岸田 阿南さんにとってがんになって得たこと、キャンサーギフトって何ですか?

阿南 価値観がものすごい変わったっていうのが、本当にキャンサーギフト。ベンチャーで働いていたときは、どっちかって言うとお金とか見た目とか地位とかが重要でした。でも、たとえばお金を払って子宮摘出やめてくださいって言ってもできないわけじゃないですか。がんをなかったことにしてくださいって言って もできないわけじゃないですか。本当にもうどうしようもないときに、救ってくれるのって人なんだって気付けたことが、 ものすごい大きかったですね。

岸田 人ですよね、最終的には。

阿南 あのままもしがんになってなかったら、たぶんろくでもない人になってたんじゃないかと思うぐらいです。

【今、闘病中のあなたへ】

岸田 今闘病をがんばっているがんサバイバーへ一言。

阿南 「現実的にあきらめなくてはいけないことはあっても、人生はあきらめないで」。

岸田 これもまた深い話。

阿南 20代はあきらめることだらけだったの。

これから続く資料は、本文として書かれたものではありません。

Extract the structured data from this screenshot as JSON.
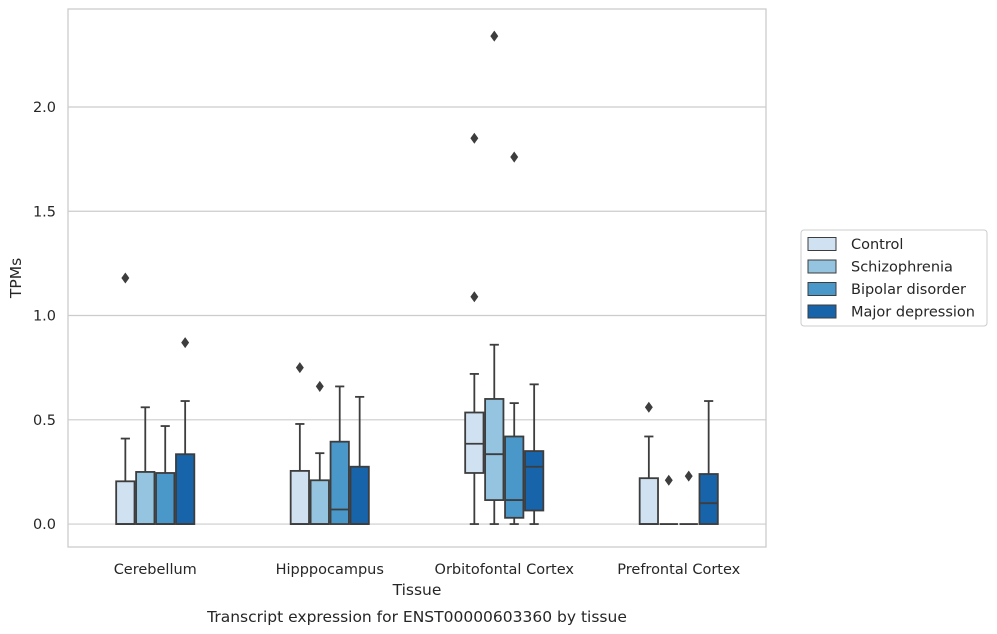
{
  "chart_data": {
    "type": "boxplot",
    "title": "",
    "caption": "Transcript expression for ENST00000603360 by tissue",
    "xlabel": "Tissue",
    "ylabel": "TPMs",
    "ylim": [
      -0.11,
      2.47
    ],
    "yticks": [
      0.0,
      0.5,
      1.0,
      1.5,
      2.0
    ],
    "ytick_labels": [
      "0.0",
      "0.5",
      "1.0",
      "1.5",
      "2.0"
    ],
    "grid": "horizontal",
    "legend_position": "right",
    "categories": [
      "Cerebellum",
      "Hipppocampus",
      "Orbitofontal Cortex",
      "Prefrontal Cortex"
    ],
    "series": [
      {
        "name": "Control",
        "color": "#d0e1f2",
        "boxes": [
          {
            "whislo": 0.0,
            "q1": 0.0,
            "med": 0.0,
            "q3": 0.205,
            "whishi": 0.41,
            "fliers": [
              1.18
            ]
          },
          {
            "whislo": 0.0,
            "q1": 0.0,
            "med": 0.0,
            "q3": 0.255,
            "whishi": 0.48,
            "fliers": [
              0.75
            ]
          },
          {
            "whislo": 0.0,
            "q1": 0.245,
            "med": 0.385,
            "q3": 0.535,
            "whishi": 0.72,
            "fliers": [
              1.09,
              1.85
            ]
          },
          {
            "whislo": 0.0,
            "q1": 0.0,
            "med": 0.0,
            "q3": 0.22,
            "whishi": 0.42,
            "fliers": [
              0.56
            ]
          }
        ]
      },
      {
        "name": "Schizophrenia",
        "color": "#94c4df",
        "boxes": [
          {
            "whislo": 0.0,
            "q1": 0.0,
            "med": 0.0,
            "q3": 0.25,
            "whishi": 0.56,
            "fliers": []
          },
          {
            "whislo": 0.0,
            "q1": 0.0,
            "med": 0.0,
            "q3": 0.21,
            "whishi": 0.34,
            "fliers": [
              0.66
            ]
          },
          {
            "whislo": 0.0,
            "q1": 0.115,
            "med": 0.335,
            "q3": 0.6,
            "whishi": 0.86,
            "fliers": [
              2.34
            ]
          },
          {
            "whislo": 0.0,
            "q1": 0.0,
            "med": 0.0,
            "q3": 0.0,
            "whishi": 0.0,
            "fliers": [
              0.21
            ]
          }
        ]
      },
      {
        "name": "Bipolar disorder",
        "color": "#4a98c9",
        "boxes": [
          {
            "whislo": 0.0,
            "q1": 0.0,
            "med": 0.0,
            "q3": 0.245,
            "whishi": 0.47,
            "fliers": []
          },
          {
            "whislo": 0.0,
            "q1": 0.0,
            "med": 0.07,
            "q3": 0.395,
            "whishi": 0.66,
            "fliers": []
          },
          {
            "whislo": 0.0,
            "q1": 0.03,
            "med": 0.115,
            "q3": 0.42,
            "whishi": 0.58,
            "fliers": [
              1.76
            ]
          },
          {
            "whislo": 0.0,
            "q1": 0.0,
            "med": 0.0,
            "q3": 0.0,
            "whishi": 0.0,
            "fliers": [
              0.23
            ]
          }
        ]
      },
      {
        "name": "Major depression",
        "color": "#1764ab",
        "boxes": [
          {
            "whislo": 0.0,
            "q1": 0.0,
            "med": 0.0,
            "q3": 0.335,
            "whishi": 0.59,
            "fliers": [
              0.87
            ]
          },
          {
            "whislo": 0.0,
            "q1": 0.0,
            "med": 0.0,
            "q3": 0.275,
            "whishi": 0.61,
            "fliers": []
          },
          {
            "whislo": 0.0,
            "q1": 0.065,
            "med": 0.275,
            "q3": 0.35,
            "whishi": 0.67,
            "fliers": []
          },
          {
            "whislo": 0.0,
            "q1": 0.0,
            "med": 0.1,
            "q3": 0.24,
            "whishi": 0.59,
            "fliers": []
          }
        ]
      }
    ]
  }
}
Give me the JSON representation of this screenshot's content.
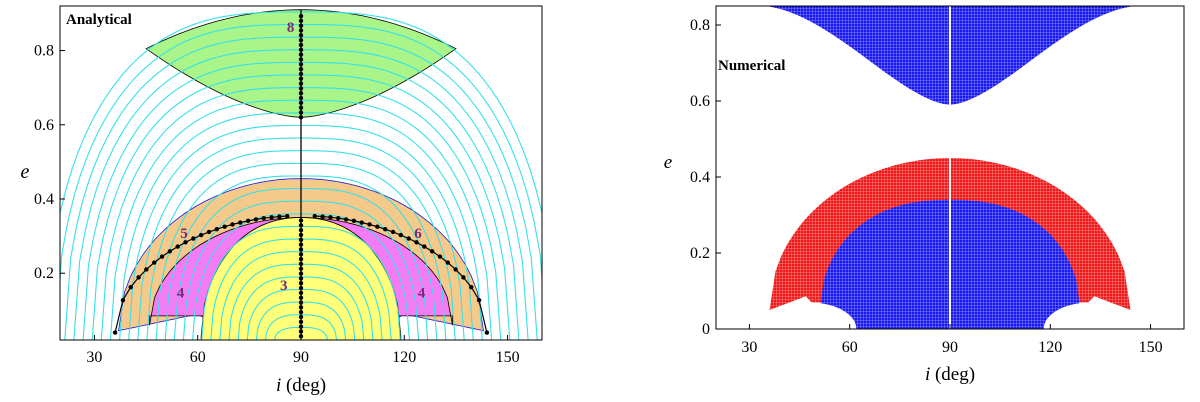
{
  "chart_data": [
    {
      "type": "region-map",
      "annotation": "Analytical",
      "xlabel_var": "i",
      "xlabel_unit": "(deg)",
      "ylabel": "e",
      "xlim": [
        20,
        160
      ],
      "ylim": [
        0.02,
        0.92
      ],
      "xticks": [
        30,
        60,
        90,
        120,
        150
      ],
      "yticks": [
        0.2,
        0.4,
        0.6,
        0.8
      ],
      "region_labels": [
        {
          "text": "8",
          "x": 87,
          "y": 0.85
        },
        {
          "text": "5",
          "x": 56,
          "y": 0.295
        },
        {
          "text": "6",
          "x": 124,
          "y": 0.295
        },
        {
          "text": "4",
          "x": 55,
          "y": 0.135
        },
        {
          "text": "4",
          "x": 125,
          "y": 0.135
        },
        {
          "text": "3",
          "x": 85,
          "y": 0.155
        }
      ],
      "colors": {
        "region8": "#aaf58a",
        "region3": "#ffff7a",
        "region4": "#f57af5",
        "region56": "#f5c98a",
        "contours": "#38e0e8",
        "stable_points": "#000000"
      }
    },
    {
      "type": "region-map",
      "annotation": "Numerical",
      "xlabel_var": "i",
      "xlabel_unit": "(deg)",
      "ylabel": "e",
      "xlim": [
        20,
        160
      ],
      "ylim": [
        0,
        0.85
      ],
      "xticks": [
        30,
        60,
        90,
        120,
        150
      ],
      "yticks": [
        0,
        0.2,
        0.4,
        0.6,
        0.8
      ],
      "colors": {
        "blue": "#1a1aee",
        "red": "#ee1a1a"
      }
    }
  ]
}
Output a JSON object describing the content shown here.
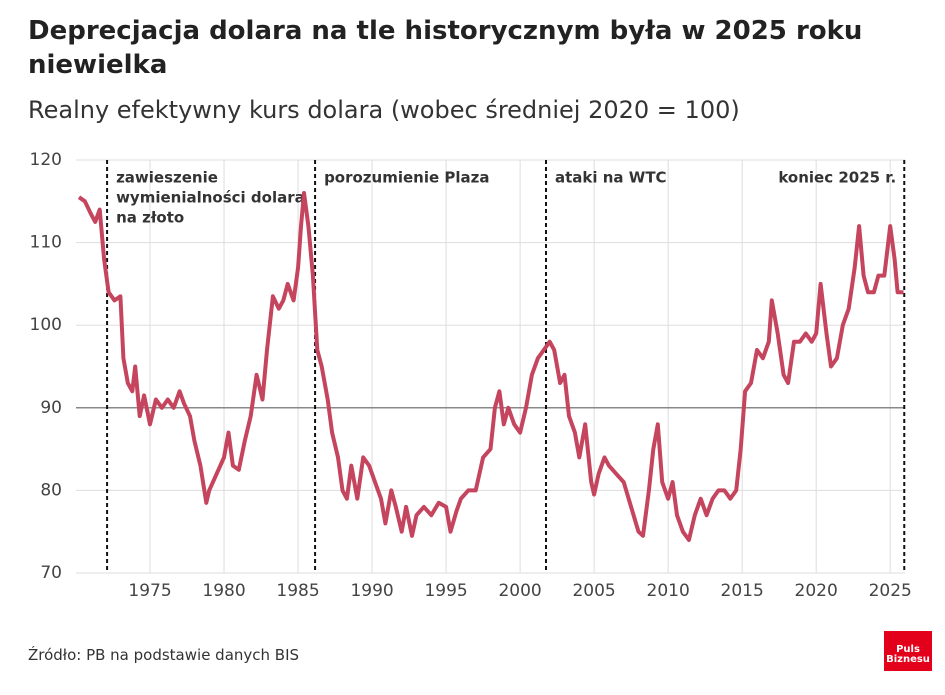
{
  "chart_data": {
    "type": "line",
    "title": "Deprecjacja dolara na tle historycznym była w 2025 roku niewielka",
    "subtitle": "Realny efektywny kurs dolara (wobec średniej 2020 = 100)",
    "source": "Źródło: PB na podstawie danych BIS",
    "logo": [
      "Puls",
      "Biznesu"
    ],
    "xlim": [
      1970,
      2026
    ],
    "xticks": [
      1975,
      1980,
      1985,
      1990,
      1995,
      2000,
      2005,
      2010,
      2015,
      2020,
      2025
    ],
    "ylim": [
      70,
      120
    ],
    "yticks": [
      70,
      80,
      90,
      100,
      110,
      120
    ],
    "grid": true,
    "reference_line": 90,
    "annotations": [
      {
        "x": 1972.1,
        "label": [
          "zawieszenie",
          "wymienialności dolara",
          "na złoto"
        ]
      },
      {
        "x": 1986.15,
        "label": [
          "porozumienie Plaza"
        ]
      },
      {
        "x": 2001.75,
        "label": [
          "ataki na WTC"
        ]
      },
      {
        "x": 2025.95,
        "label": [
          "koniec 2025 r."
        ]
      }
    ],
    "series": [
      {
        "name": "Realny efektywny kurs dolara",
        "color": "#c4455d",
        "x": [
          1970.2,
          1970.6,
          1971.0,
          1971.3,
          1971.6,
          1971.9,
          1972.2,
          1972.6,
          1973.0,
          1973.2,
          1973.5,
          1973.8,
          1974.0,
          1974.3,
          1974.6,
          1975.0,
          1975.4,
          1975.8,
          1976.2,
          1976.6,
          1977.0,
          1977.3,
          1977.7,
          1978.0,
          1978.4,
          1978.8,
          1979.0,
          1979.5,
          1980.0,
          1980.3,
          1980.6,
          1981.0,
          1981.4,
          1981.8,
          1982.2,
          1982.6,
          1982.9,
          1983.3,
          1983.7,
          1984.0,
          1984.3,
          1984.7,
          1985.0,
          1985.2,
          1985.4,
          1985.7,
          1986.0,
          1986.3,
          1986.6,
          1987.0,
          1987.3,
          1987.7,
          1988.0,
          1988.3,
          1988.6,
          1989.0,
          1989.4,
          1989.8,
          1990.2,
          1990.6,
          1990.9,
          1991.3,
          1991.6,
          1992.0,
          1992.3,
          1992.7,
          1993.0,
          1993.5,
          1994.0,
          1994.5,
          1995.0,
          1995.3,
          1995.7,
          1996.0,
          1996.5,
          1997.0,
          1997.5,
          1998.0,
          1998.3,
          1998.6,
          1998.9,
          1999.2,
          1999.6,
          2000.0,
          2000.4,
          2000.8,
          2001.2,
          2001.6,
          2002.0,
          2002.3,
          2002.7,
          2003.0,
          2003.3,
          2003.7,
          2004.0,
          2004.4,
          2004.8,
          2005.0,
          2005.3,
          2005.7,
          2006.0,
          2006.5,
          2007.0,
          2007.5,
          2008.0,
          2008.3,
          2008.7,
          2009.0,
          2009.3,
          2009.6,
          2010.0,
          2010.3,
          2010.6,
          2011.0,
          2011.4,
          2011.8,
          2012.2,
          2012.6,
          2013.0,
          2013.4,
          2013.8,
          2014.2,
          2014.6,
          2014.9,
          2015.2,
          2015.6,
          2016.0,
          2016.4,
          2016.8,
          2017.0,
          2017.4,
          2017.8,
          2018.1,
          2018.5,
          2018.9,
          2019.3,
          2019.7,
          2020.0,
          2020.3,
          2020.7,
          2021.0,
          2021.4,
          2021.8,
          2022.2,
          2022.6,
          2022.9,
          2023.2,
          2023.5,
          2023.9,
          2024.2,
          2024.6,
          2025.0,
          2025.3,
          2025.5,
          2025.9
        ],
        "values": [
          115.5,
          115,
          113.5,
          112.5,
          114,
          108,
          104,
          103,
          103.5,
          96,
          93,
          92,
          95,
          89,
          91.5,
          88,
          91,
          90,
          91,
          90,
          92,
          90.5,
          89,
          86,
          83,
          78.5,
          80,
          82,
          84,
          87,
          83,
          82.5,
          86,
          89,
          94,
          91,
          97,
          103.5,
          102,
          103,
          105,
          103,
          107,
          112,
          116,
          112,
          106,
          97,
          95,
          91,
          87,
          84,
          80,
          79,
          83,
          79,
          84,
          83,
          81,
          79,
          76,
          80,
          78,
          75,
          78,
          74.5,
          77,
          78,
          77,
          78.5,
          78,
          75,
          77.5,
          79,
          80,
          80,
          84,
          85,
          90,
          92,
          88,
          90,
          88,
          87,
          90,
          94,
          96,
          97,
          98,
          97,
          93,
          94,
          89,
          87,
          84,
          88,
          81,
          79.5,
          82,
          84,
          83,
          82,
          81,
          78,
          75,
          74.5,
          80,
          85,
          88,
          81,
          79,
          81,
          77,
          75,
          74,
          77,
          79,
          77,
          79,
          80,
          80,
          79,
          80,
          85,
          92,
          93,
          97,
          96,
          98,
          103,
          99,
          94,
          93,
          98,
          98,
          99,
          98,
          99,
          105,
          99,
          95,
          96,
          100,
          102,
          107,
          112,
          106,
          104,
          104,
          106,
          106,
          112,
          108,
          104,
          104
        ]
      }
    ]
  }
}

仕事も恋愛も、おしゃれも、傷ができたりとかね。そうなったときに、本当に5年、6年くらい人生をあきらめてた。なんで生きているのかわからないし、 いったいこの人生がいつまで続くんだろうって思ってるときって、自分を大事にできないんですよね。だからあきらめなきゃいけないことはたくさんあっても、 人生は自分で変えられるんだっていうのを伝えたいですね。

 

 

※1 妊孕性……妊娠のしやすさ。

※2 浸潤……がんが周りに広がっていくこと。